С салатницей и хлебом в руках женщины прошли в гостиную и сели за стол, где их ждали, нетерпеливо поглядывая в сторону кухни, мужчины.

После еды на столе остались только бокалы и стаканы с напитками. Лела обратилась непосредственно к Олегу:

– Пожалуйста, послушай внимательно. Я сейчас скажу что-то совсем ненормальное, но ты просто выслушай. Может быть, хоть тебе понравится моя идея, – она слегка укоризненно посмотрела на Егора и добавила: – Дома меня не понимают – надеюсь, ты поймешь.

– Говори, что вы там надумали. У меня, честно говоря, совсем руки опустились, я не знаю, что делать дальше с нашим проектом.

– Тебе заказали документальный фильм о сталелитейном заводе, вот и делай его, – возразила Инга. – Делать всегда есть что, нужно только захотеть.

– В том и вопрос, что захотеть. Ты думаешь, мне хочется какую-то производственную рекламу делать? Заводу нужно выходить на Запад с продукцией, поэтому они задумали сделать рекламный фильм. А мне это не интересно. Не ин-те-рес-но, понимаешь? – повернулся он к жене, раздражаясь. Развернувшись опять к Леле, он продолжил, будто все еще разговаривал с Ингой. – Не все, что можно сделать за деньги, интересно. Ну что у тебя там за идея, делись.

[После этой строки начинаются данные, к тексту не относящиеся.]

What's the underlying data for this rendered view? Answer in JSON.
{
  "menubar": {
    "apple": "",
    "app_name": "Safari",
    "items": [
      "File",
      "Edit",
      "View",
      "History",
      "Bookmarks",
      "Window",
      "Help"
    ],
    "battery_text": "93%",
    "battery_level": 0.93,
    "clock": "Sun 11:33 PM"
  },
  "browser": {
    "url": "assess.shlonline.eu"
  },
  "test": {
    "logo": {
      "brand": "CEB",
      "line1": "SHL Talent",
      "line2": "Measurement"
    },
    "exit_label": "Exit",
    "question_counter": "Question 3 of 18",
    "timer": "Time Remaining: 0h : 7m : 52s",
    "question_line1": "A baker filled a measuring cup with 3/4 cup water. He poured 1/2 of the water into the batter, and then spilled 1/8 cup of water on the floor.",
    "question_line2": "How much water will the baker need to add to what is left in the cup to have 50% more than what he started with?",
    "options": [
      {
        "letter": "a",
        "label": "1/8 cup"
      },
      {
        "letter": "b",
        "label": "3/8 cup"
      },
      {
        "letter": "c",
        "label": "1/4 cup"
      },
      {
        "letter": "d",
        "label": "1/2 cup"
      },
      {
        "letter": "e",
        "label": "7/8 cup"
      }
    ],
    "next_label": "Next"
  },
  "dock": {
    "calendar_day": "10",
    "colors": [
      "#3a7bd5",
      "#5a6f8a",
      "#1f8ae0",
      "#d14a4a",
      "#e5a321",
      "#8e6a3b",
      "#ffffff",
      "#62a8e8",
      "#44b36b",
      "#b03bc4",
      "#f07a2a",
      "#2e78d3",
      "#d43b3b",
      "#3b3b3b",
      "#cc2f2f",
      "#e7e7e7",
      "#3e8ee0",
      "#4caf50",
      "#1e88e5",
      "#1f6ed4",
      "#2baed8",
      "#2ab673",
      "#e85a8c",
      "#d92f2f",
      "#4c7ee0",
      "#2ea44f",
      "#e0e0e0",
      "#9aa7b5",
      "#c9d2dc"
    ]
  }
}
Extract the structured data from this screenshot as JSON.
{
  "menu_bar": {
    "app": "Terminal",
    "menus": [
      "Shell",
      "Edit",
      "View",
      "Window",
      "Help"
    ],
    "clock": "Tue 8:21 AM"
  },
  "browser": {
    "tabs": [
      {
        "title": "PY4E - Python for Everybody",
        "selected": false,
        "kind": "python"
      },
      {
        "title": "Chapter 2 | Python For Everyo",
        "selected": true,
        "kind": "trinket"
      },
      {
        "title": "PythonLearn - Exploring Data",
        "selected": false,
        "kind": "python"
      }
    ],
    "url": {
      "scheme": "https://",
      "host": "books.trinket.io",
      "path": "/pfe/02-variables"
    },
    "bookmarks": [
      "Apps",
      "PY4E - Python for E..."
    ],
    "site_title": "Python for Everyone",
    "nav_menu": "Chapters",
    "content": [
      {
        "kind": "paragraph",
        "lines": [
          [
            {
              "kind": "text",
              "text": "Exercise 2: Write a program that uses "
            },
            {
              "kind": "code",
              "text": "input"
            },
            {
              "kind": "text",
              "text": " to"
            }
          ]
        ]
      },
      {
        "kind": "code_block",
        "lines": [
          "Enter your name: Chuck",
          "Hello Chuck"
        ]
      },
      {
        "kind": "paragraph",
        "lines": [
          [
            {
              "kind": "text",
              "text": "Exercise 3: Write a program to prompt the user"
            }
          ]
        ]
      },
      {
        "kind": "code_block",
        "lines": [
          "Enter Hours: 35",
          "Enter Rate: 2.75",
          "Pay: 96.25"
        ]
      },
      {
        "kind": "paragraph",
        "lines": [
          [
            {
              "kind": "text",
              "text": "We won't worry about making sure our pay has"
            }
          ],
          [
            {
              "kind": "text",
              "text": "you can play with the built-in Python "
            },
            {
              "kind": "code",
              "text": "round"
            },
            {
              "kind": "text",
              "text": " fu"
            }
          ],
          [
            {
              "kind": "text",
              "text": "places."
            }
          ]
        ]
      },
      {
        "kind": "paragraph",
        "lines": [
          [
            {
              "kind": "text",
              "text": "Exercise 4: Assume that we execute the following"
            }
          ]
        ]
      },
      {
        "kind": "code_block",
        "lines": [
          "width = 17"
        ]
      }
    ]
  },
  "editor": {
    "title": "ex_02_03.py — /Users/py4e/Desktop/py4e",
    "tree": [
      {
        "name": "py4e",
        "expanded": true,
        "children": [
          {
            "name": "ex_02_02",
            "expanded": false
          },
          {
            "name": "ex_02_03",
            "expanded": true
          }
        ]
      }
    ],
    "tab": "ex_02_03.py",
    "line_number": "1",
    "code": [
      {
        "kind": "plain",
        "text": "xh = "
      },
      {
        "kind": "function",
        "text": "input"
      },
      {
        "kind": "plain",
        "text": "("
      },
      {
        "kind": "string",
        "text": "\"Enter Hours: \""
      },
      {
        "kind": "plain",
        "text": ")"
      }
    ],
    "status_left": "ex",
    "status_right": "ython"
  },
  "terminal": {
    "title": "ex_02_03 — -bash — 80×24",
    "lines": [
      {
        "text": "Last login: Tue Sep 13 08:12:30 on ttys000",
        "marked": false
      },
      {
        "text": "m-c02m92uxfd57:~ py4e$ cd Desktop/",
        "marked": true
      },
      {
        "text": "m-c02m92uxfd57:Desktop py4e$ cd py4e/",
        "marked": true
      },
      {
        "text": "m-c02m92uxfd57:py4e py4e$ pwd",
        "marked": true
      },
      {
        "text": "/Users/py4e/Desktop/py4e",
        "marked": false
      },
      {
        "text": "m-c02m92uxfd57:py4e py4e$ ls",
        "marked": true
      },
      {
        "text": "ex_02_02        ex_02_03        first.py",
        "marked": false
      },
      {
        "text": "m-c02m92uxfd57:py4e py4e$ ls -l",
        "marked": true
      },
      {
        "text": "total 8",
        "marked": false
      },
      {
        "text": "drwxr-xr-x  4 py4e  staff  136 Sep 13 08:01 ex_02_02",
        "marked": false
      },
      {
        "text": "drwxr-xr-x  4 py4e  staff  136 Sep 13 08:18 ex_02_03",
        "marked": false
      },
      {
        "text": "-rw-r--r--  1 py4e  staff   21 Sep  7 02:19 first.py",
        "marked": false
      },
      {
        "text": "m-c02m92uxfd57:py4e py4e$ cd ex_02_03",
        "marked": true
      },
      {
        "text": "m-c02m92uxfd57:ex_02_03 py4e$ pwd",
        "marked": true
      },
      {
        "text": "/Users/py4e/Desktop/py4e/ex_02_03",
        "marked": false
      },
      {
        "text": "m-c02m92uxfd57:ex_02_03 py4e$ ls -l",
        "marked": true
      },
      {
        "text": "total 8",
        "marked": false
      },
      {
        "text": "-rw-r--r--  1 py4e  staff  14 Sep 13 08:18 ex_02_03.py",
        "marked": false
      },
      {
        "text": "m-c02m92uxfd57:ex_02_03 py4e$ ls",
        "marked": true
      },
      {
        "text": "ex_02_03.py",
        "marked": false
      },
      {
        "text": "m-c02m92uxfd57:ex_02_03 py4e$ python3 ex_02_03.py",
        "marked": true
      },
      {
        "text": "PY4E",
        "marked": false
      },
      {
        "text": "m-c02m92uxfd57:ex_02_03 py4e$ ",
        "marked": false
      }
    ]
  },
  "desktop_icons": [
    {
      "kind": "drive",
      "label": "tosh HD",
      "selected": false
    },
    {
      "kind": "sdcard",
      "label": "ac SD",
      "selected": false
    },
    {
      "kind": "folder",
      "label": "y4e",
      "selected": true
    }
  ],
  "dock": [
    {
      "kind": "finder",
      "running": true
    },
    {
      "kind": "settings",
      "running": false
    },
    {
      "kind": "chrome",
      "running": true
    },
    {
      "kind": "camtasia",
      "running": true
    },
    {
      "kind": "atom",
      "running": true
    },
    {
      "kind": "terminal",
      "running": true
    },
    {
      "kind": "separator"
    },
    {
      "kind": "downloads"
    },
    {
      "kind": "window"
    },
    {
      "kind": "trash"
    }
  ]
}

– Понимаешь, у меня подруга была в Штатах в гостях у матери, та вышла замуж за американца. Так вот, она привезла целую кучу журналов, как говорится, из первых рук и дала мне на время. Когда я их вечерами читала…

– Ты что, знаешь английский? – удивилась Инга.

– В институте учила, но почти забыла, поэтому взяла журналы, чтобы хоть что-то вспомнить. Так вот, я там наткнулась на интересное объявление – одна киностудия в Голливуде объявляет конкурс на лучший сценарий иностранного фильма. Выделяют три премии, но под сценарий, отмеченный первой премией, дают деньги на производство фильма в Америке.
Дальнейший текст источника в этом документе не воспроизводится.